Let me clarify that I just finished the read-through of my first draft of To Lure a Lord, which I’m planning to publish at the end of the summer. During this process, I realized my hero and his best friend have confusingly similar names, I have the same scene in at least two places, and there are several places where I need to write connecting tissue between scenese (the joys of writing out of order).
The real fun was finding the holes. In at least one case, I’m not talking a plot hole. Oh, no. This is a plot sinkhole ready to eat SUVs in a single gulp.
So, what do you do when you look at your lovingly crafted draft and realize it’s a hot mess? First, resist the urge to dive in immediately and change All The Things. That will result in an even bigger hot mess. I make notes on notecards, which are put in the revision notebook at the appropriate spot. (I use a disc bound system to make this easier.) No matter what wild idea I have I think will fix things, I write it down. I then put the book down and do other things, such as playing in one of the Photoshop tutorials I have to hand. And I let the mind work. Thoughts may pop up from time to time, as they do when one is compositing a dragon into a background. Those also go onto notecards, inserted at the approrpiate place.

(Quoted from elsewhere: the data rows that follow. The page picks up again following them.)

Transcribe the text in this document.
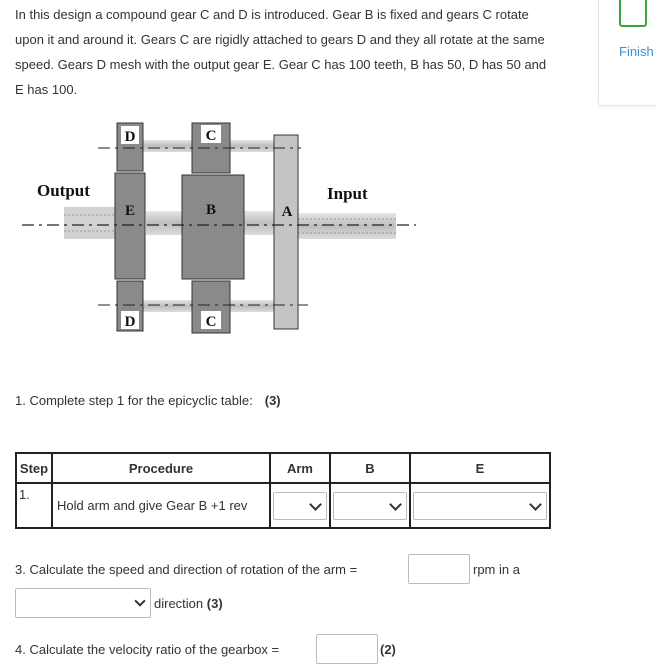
In this design a compound gear C and D is introduced. Gear B is fixed and gears C rotate upon it and around it. Gears C are rigidly attached to gears D and they all rotate at the same speed. Gears D mesh with the output gear E. Gear C has 100 teeth, B has 50, D has 50 and E has 100.

Finish
D	C
Output
E	B	A
Input
D	C
1. Complete step 1 for the epicyclic table: (3)
Step	Procedure	Arm	B	E
1.	Hold arm and give Gear B +1 rev	

3. Calculate the speed and direction of rotation of the arm =	rpm in a
direction (3)
4. Calculate the velocity ratio of the gearbox =	(2)
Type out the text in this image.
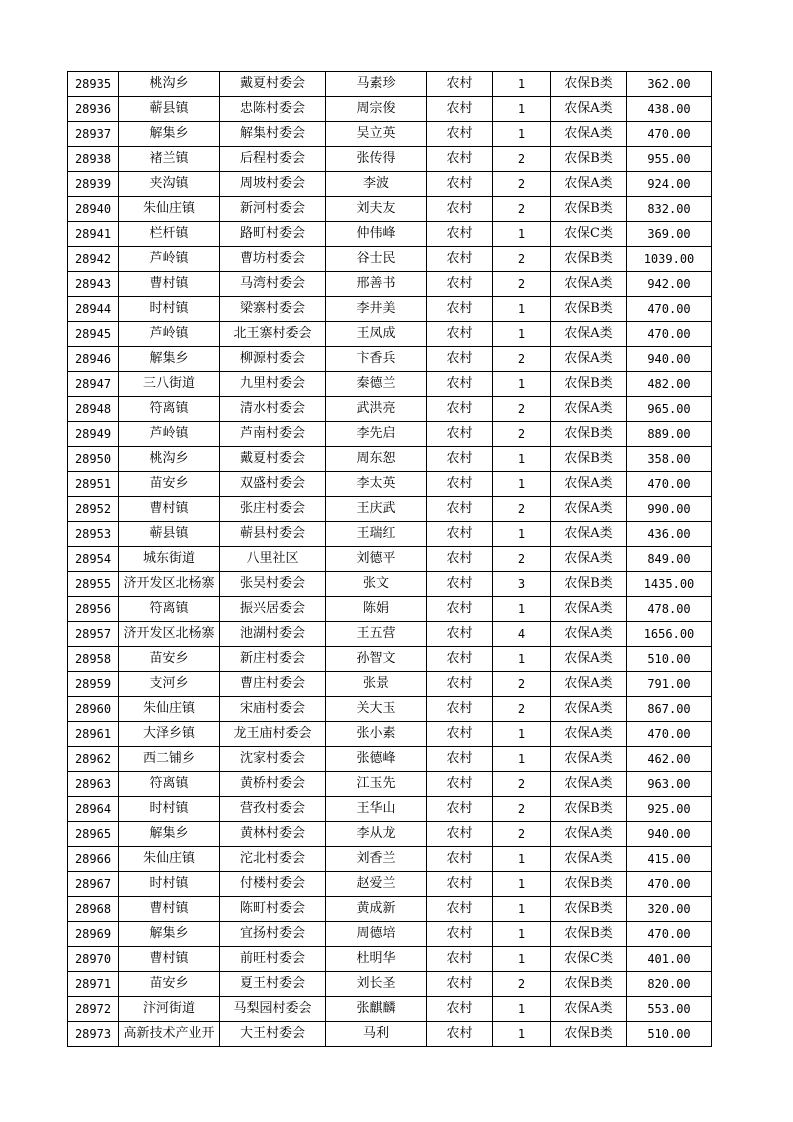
28935	桃沟乡	戴夏村委会	马素珍	农村	1	农保B类	362.00
28936	蕲县镇	忠陈村委会	周宗俊	农村	1	农保A类	438.00
28937	解集乡	解集村委会	吴立英	农村	1	农保A类	470.00
28938	褚兰镇	后程村委会	张传得	农村	2	农保B类	955.00
28939	夹沟镇	周坡村委会	李波	农村	2	农保A类	924.00
28940	朱仙庄镇	新河村委会	刘夫友	农村	2	农保B类	832.00
28941	栏杆镇	路町村委会	仲伟峰	农村	1	农保C类	369.00
28942	芦岭镇	曹坊村委会	谷士民	农村	2	农保B类	1039.00
28943	曹村镇	马湾村委会	邢善书	农村	2	农保A类	942.00
28944	时村镇	梁寨村委会	李井美	农村	1	农保B类	470.00
28945	芦岭镇	北王寨村委会	王凤成	农村	1	农保A类	470.00
28946	解集乡	柳源村委会	卞香兵	农村	2	农保A类	940.00
28947	三八街道	九里村委会	秦德兰	农村	1	农保B类	482.00
28948	符离镇	清水村委会	武洪亮	农村	2	农保A类	965.00
28949	芦岭镇	芦南村委会	李先启	农村	2	农保B类	889.00
28950	桃沟乡	戴夏村委会	周东恕	农村	1	农保B类	358.00
28951	苗安乡	双盛村委会	李太英	农村	1	农保A类	470.00
28952	曹村镇	张庄村委会	王庆武	农村	2	农保A类	990.00
28953	蕲县镇	蕲县村委会	王瑞红	农村	1	农保A类	436.00
28954	城东街道	八里社区	刘德平	农村	2	农保A类	849.00
28955	济开发区北杨寨	张吴村委会	张文	农村	3	农保B类	1435.00
28956	符离镇	振兴居委会	陈娟	农村	1	农保A类	478.00
28957	济开发区北杨寨	池湖村委会	王五营	农村	4	农保A类	1656.00
28958	苗安乡	新庄村委会	孙智文	农村	1	农保A类	510.00
28959	支河乡	曹庄村委会	张景	农村	2	农保A类	791.00
28960	朱仙庄镇	宋庙村委会	关大玉	农村	2	农保A类	867.00
28961	大泽乡镇	龙王庙村委会	张小素	农村	1	农保A类	470.00
28962	西二铺乡	沈家村委会	张德峰	农村	1	农保A类	462.00
28963	符离镇	黄桥村委会	江玉先	农村	2	农保A类	963.00
28964	时村镇	营孜村委会	王华山	农村	2	农保B类	925.00
28965	解集乡	黄林村委会	李从龙	农村	2	农保A类	940.00
28966	朱仙庄镇	沱北村委会	刘香兰	农村	1	农保A类	415.00
28967	时村镇	付楼村委会	赵爱兰	农村	1	农保B类	470.00
28968	曹村镇	陈町村委会	黄成新	农村	1	农保B类	320.00
28969	解集乡	宜扬村委会	周德培	农村	1	农保B类	470.00
28970	曹村镇	前旺村委会	杜明华	农村	1	农保C类	401.00
28971	苗安乡	夏王村委会	刘长圣	农村	2	农保B类	820.00
28972	汴河街道	马梨园村委会	张麒麟	农村	1	农保A类	553.00
28973	高新技术产业开	大王村委会	马利	农村	1	农保B类	510.00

Today, I’m picking the book up again, flipping through and seeing if any of the connecting tissue has coalesced enough for me to draft. Then, I turn to the major scenes, find my notes, and start on The Plan. This is where I do what bears a passing resemblance to an outline, because I’m formalizing scene purpose and what things need to be fixed. Get my structure down, then do another pass for tone, word choice, etc. Oh, and fix the confusingly similar name problem. Lord Blair MacDonald gets to keep his name because we met him in The Accidental Viscountess. Which means Benedict, the Earl of Chalton, has to find a new name in addition to convince Blair he’s a fool for not admitting he loves Augusta Eastleigh.
So I suppose my answer is revisions, and it’s a different beast every time, depending on what holes appear. I’ll spend the next month or so crunching on those, then it’s off to my copy editor before publication.